I’m using a custom Dataset
where the path to the images is created from a Pandas DataFrame. Out of curiosity I added a print(idx)
to the __getitem__
function and I noticed that it’s called twice (it prints two different indices) if I use 1 worker. If I use multiple workers, it’s called even more times. The batch size is 1, though.
Am I missing something? Shouldn’t I get just one image? Moreover, it returns just one image, independently of the number of workers (as it should be).
Could you please share the code?
It’s rather difficult to understand what it does without having the Pandas DataFrame (which I cannot share, I guess). But here’s the class:
class Data(Dataset):
def __init__(self, mode, df, img_dir, site, transform):
self.mode = mode
self.df = df
self.img_dir = img_dir
self.site = site
self.transform = transform
def path_channel(self, channel, idx):
experiment = self.df.loc[self.df.index[idx], 'experiment']

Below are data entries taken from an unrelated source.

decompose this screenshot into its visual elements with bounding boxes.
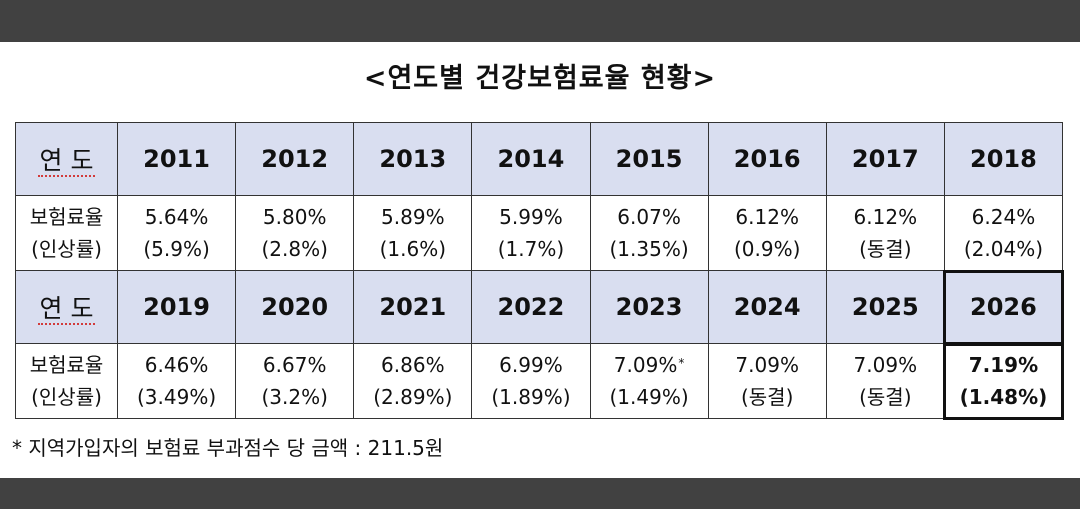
change-label: (인상률) (31, 237, 102, 261)
year-cell: 2011 (116, 122, 237, 196)
rate-cell: 6.12% (0.9%) (707, 195, 827, 271)
rate-value: 6.12% (735, 205, 799, 229)
rate-row-2: 보험료율 (인상률) 6.46% (3.49%) 6.67% (3.2%) 6.86… (15, 342, 1064, 420)
year-cell: 2013 (353, 122, 473, 196)
year-cell: 2025 (825, 270, 945, 344)
change-value: (동결) (859, 237, 912, 261)
change-value: (5.9%) (143, 237, 210, 261)
rate-value: 6.07% (617, 205, 681, 229)
year-row-2: 연 도 2019 2020 2021 2022 2023 2024 2025 2… (15, 269, 1064, 345)
year-cell: 2017 (825, 122, 945, 196)
change-value: (2.04%) (963, 237, 1043, 261)
document-sheet: <연도별 건강보험료율 현황> 연 도 2011 2012 2013 2014 … (0, 42, 1080, 478)
rate-value: 6.86% (381, 353, 445, 377)
rate-cell: 7.09% (동결) (707, 343, 827, 419)
change-value: (1.89%) (491, 385, 571, 409)
rate-row-1: 보험료율 (인상률) 5.64% (5.9%) 5.80% (2.8%) 5.89%… (15, 195, 1064, 271)
rate-value: 6.12% (853, 205, 918, 229)
rate-cell: 6.07% (1.35%) (589, 195, 709, 271)
rate-label: 보험료율 (29, 353, 104, 377)
change-value: (1.6%) (379, 237, 447, 261)
change-value: (1.48%) (959, 385, 1048, 409)
change-value: (3.2%) (261, 385, 328, 409)
year-cell-highlight: 2026 (943, 269, 1064, 345)
rate-cell: 5.89% (1.6%) (353, 195, 473, 271)
rate-value: 5.99% (499, 205, 563, 229)
year-cell: 2019 (116, 270, 237, 344)
rate-label-cell: 보험료율 (인상률) (15, 343, 118, 419)
rate-cell: 6.67% (3.2%) (235, 343, 355, 419)
change-value: (동결) (740, 385, 794, 409)
change-value: (1.35%) (609, 237, 689, 261)
change-value: (2.89%) (373, 385, 453, 409)
rate-value: 6.67% (262, 353, 327, 377)
rate-cell: 5.64% (5.9%) (116, 195, 237, 271)
year-row-1: 연 도 2011 2012 2013 2014 2015 2016 2017 2… (15, 122, 1064, 196)
year-cell: 2024 (707, 270, 827, 344)
year-cell: 2020 (235, 270, 355, 344)
rate-value: 6.46% (144, 353, 209, 377)
year-label-cell: 연 도 (15, 122, 118, 196)
rate-cell: 6.24% (2.04%) (943, 195, 1064, 271)
change-value: (동결) (859, 385, 912, 409)
bottom-frame-bar (0, 478, 1080, 509)
top-frame-bar (0, 0, 1080, 42)
table-title: <연도별 건강보험료율 현황> (363, 63, 717, 94)
rate-cell: 6.12% (동결) (825, 195, 945, 271)
rate-value: 6.24% (971, 205, 1036, 229)
rate-value: 7.19% (968, 353, 1039, 377)
change-value: (1.7%) (497, 237, 565, 261)
year-cell: 2016 (707, 122, 827, 196)
year-cell: 2021 (353, 270, 473, 344)
year-cell: 2014 (471, 122, 591, 196)
change-value: (2.8%) (261, 237, 328, 261)
asterisk-mark: * (678, 356, 685, 370)
rate-cell: 5.99% (1.7%) (471, 195, 591, 271)
change-value: (1.49%) (609, 385, 689, 409)
year-cell: 2012 (235, 122, 355, 196)
rate-label: 보험료율 (29, 205, 104, 229)
year-label: 연 도 (37, 294, 96, 325)
year-label: 연 도 (37, 146, 96, 177)
year-cell: 2018 (943, 122, 1064, 196)
rate-value: 7.09% (853, 353, 918, 377)
rate-table: 연 도 2011 2012 2013 2014 2015 2016 2017 2… (15, 122, 1064, 420)
rate-value: 5.64% (144, 205, 209, 229)
change-label: (인상률) (31, 385, 102, 409)
year-cell: 2022 (471, 270, 591, 344)
year-cell: 2015 (589, 122, 709, 196)
rate-value: 7.09% (735, 353, 799, 377)
rate-value: 5.80% (262, 205, 327, 229)
rate-value: 7.09% (613, 353, 678, 377)
footnote: * 지역가입자의 보험료 부과점수 당 금액 : 211.5원 (12, 436, 444, 460)
rate-label-cell: 보험료율 (인상률) (15, 195, 118, 271)
rate-cell: 6.99% (1.89%) (471, 343, 591, 419)
rate-cell: 7.09% (동결) (825, 343, 945, 419)
change-value: (3.49%) (136, 385, 217, 409)
rate-cell: 7.09%* (1.49%) (589, 343, 709, 419)
rate-value: 5.89% (381, 205, 445, 229)
change-value: (0.9%) (733, 237, 801, 261)
rate-cell-highlight: 7.19% (1.48%) (943, 342, 1064, 420)
year-cell: 2023 (589, 270, 709, 344)
rate-value: 6.99% (499, 353, 563, 377)
rate-cell: 5.80% (2.8%) (235, 195, 355, 271)
year-label-cell: 연 도 (15, 270, 118, 344)
rate-cell: 6.46% (3.49%) (116, 343, 237, 419)
rate-cell: 6.86% (2.89%) (353, 343, 473, 419)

plate = self.df.loc[self.df.index[idx], 'plate']
well = self.df.loc[self.df.index[idx], 'well']
path = os.path.join(self.img_dir, experiment, f'Plate{plate}',
f'{well}_s{self.site}_w{channel}.png')
return path
def __getitem__(self, idx):
print(idx) # With 1 process and batch size 1, printed twice (different items)
# Iterate over channels of one image (from file)

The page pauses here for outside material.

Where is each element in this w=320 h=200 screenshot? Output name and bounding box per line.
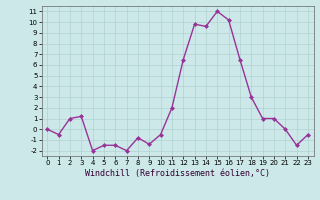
X-axis label: Windchill (Refroidissement éolien,°C): Windchill (Refroidissement éolien,°C) [85,169,270,178]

all_channels = [np.array(Image.open(self.path_channel(ch, idx)),
dtype=np.float32) for ch in range(1, 7)]
img = np.stack([ch for ch in all_channels], axis=2)
if self.mode == 'train':
label = self.df.loc[self.df.index[idx], 'label'].astype('int32')
return img, label
elif self.mode == 'test':
return img
def __len__(self):
return self.df.shape[0]
Each worker will create a batch and call into your Dataset
's __getitem__
.
For num_workers=0
, the main thread will be used to create the batch. For num_workers=1
you will use another additional process to fetch the next batch.